O Supremo mostrou-se uma parte apenas desse corpo
em decomposição. Não apenas pelo mérito de sua discussão, mas também pela
forma. Quem iria supor que num momento histórico um ministro iria alegar, ao
vivo, uma viagem para interromper a decisão. Ou que, também num momento
histórico, era necessário respeitar o horário regimental.
Levamos o Brasil mais a sério. É impensável que,
numa grande questão nacional, se reunissem por duas horas, fizessem uma hora de
lanche e voltassem cansados, sem condições de raciocínio.
As coisas acontecem, e tudo o que dizem aos
repórteres é: isto é inadmissível. Muitas coisas no Brasil hoje são
consideradas, justamente, inadmissíveis: violência política, tiros, troca de
insultos.
Solidário com todas as vítimas, tento avançar um
pouco e perguntar: o que produz tantas coisas inadmissíveis no Brasil? E como
entender suas causas e recuperar a convivência?
Muitas vezes citado em momentos críticos, o filme
de Ingmar Bergman “O ovo da serpente” mostra os conflitos na Alemanha na
ascensão do nazismo. As circunstâncias são diferentes mas uma lição histórica,
que talvez valha para outros momentos, é que a ascensão de um movimento
autoritário não é algo que se afirma em contextos de grandes erros estratégicos
da esquerda.
O Brasil está dividido em torno de uma concepção de
justiça. Toneladas de provas, milhões de dólares, ruína da Petrobras, todos
esses fatos descobertos pela Lava-Jato não podem ser negados.

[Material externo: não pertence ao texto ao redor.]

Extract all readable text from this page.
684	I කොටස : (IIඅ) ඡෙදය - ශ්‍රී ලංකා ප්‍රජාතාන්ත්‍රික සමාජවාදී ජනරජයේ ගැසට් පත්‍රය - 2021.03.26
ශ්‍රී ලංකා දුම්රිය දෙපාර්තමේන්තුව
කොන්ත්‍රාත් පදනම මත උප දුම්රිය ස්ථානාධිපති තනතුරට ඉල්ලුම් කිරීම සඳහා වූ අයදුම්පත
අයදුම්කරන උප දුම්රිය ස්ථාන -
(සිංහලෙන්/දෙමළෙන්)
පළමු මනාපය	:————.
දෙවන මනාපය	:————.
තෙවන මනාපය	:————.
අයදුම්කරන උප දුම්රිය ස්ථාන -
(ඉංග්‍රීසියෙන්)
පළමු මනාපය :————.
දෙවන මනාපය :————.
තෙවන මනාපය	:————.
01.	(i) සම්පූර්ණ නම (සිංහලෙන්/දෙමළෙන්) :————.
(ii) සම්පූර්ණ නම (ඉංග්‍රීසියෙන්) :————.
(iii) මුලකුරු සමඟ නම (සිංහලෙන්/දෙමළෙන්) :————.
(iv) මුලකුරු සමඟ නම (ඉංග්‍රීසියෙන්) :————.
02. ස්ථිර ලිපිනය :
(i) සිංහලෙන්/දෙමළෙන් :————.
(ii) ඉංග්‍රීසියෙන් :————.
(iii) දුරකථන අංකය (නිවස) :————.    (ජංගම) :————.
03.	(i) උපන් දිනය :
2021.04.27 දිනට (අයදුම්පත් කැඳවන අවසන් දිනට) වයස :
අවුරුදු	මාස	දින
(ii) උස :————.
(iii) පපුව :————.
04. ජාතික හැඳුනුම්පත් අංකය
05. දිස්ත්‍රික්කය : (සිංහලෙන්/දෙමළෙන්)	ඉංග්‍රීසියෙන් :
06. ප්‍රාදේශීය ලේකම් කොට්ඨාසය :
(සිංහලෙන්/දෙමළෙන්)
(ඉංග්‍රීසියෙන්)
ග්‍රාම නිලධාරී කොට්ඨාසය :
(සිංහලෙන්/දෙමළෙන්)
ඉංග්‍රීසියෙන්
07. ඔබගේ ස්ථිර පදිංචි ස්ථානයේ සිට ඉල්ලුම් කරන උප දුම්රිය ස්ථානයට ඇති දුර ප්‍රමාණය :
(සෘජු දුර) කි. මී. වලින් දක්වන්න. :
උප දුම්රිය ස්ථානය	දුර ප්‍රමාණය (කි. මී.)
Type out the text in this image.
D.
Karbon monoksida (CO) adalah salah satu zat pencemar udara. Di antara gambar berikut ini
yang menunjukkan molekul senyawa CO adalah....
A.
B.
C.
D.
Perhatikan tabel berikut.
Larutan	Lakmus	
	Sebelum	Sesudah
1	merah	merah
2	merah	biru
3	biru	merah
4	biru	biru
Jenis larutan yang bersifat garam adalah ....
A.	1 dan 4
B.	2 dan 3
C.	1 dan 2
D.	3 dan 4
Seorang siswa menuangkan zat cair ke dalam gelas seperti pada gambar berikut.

Até podem, mas a um preço muito alto para a própria
democracia. O Supremo hesita agora num momento decisivo, o da prisão de Lula.
Esta hesitação leva em conta os movimentos de
massa, pró e contra. Mas quando democráticos, não fazem tanto mal quanto a
perda de confiança na Justiça, um ácido que corrói a convivência e estimula
saídas desesperadas.
A tática de lançar a candidatura de Lula acabou
ofuscando a própria campanha eleitoral. Em outro país, ela já teria começado.
Lula, por sua vez, não se comporta como candidato a presidente, mas sim à
própria liberdade.
Em vez de estarem em jogo os principais lances da
reconstrução nacional, a discussão estacionou num debate que sucessivos
julgamentos já tinham esgotado. Infelizmente, a esquerda vê como adversário
quem reconhece a realidade dos fatos e, com isso, coloca num campo adversário
milhões de pessoas que não são autoritárias nem fascistas.
A crise que estamos vivendo é resultado do fracasso
de um longo governo da esquerda. Seus erros estimularam o surgimento de
inúmeras tendências na direita, inclusive a mais autoritária.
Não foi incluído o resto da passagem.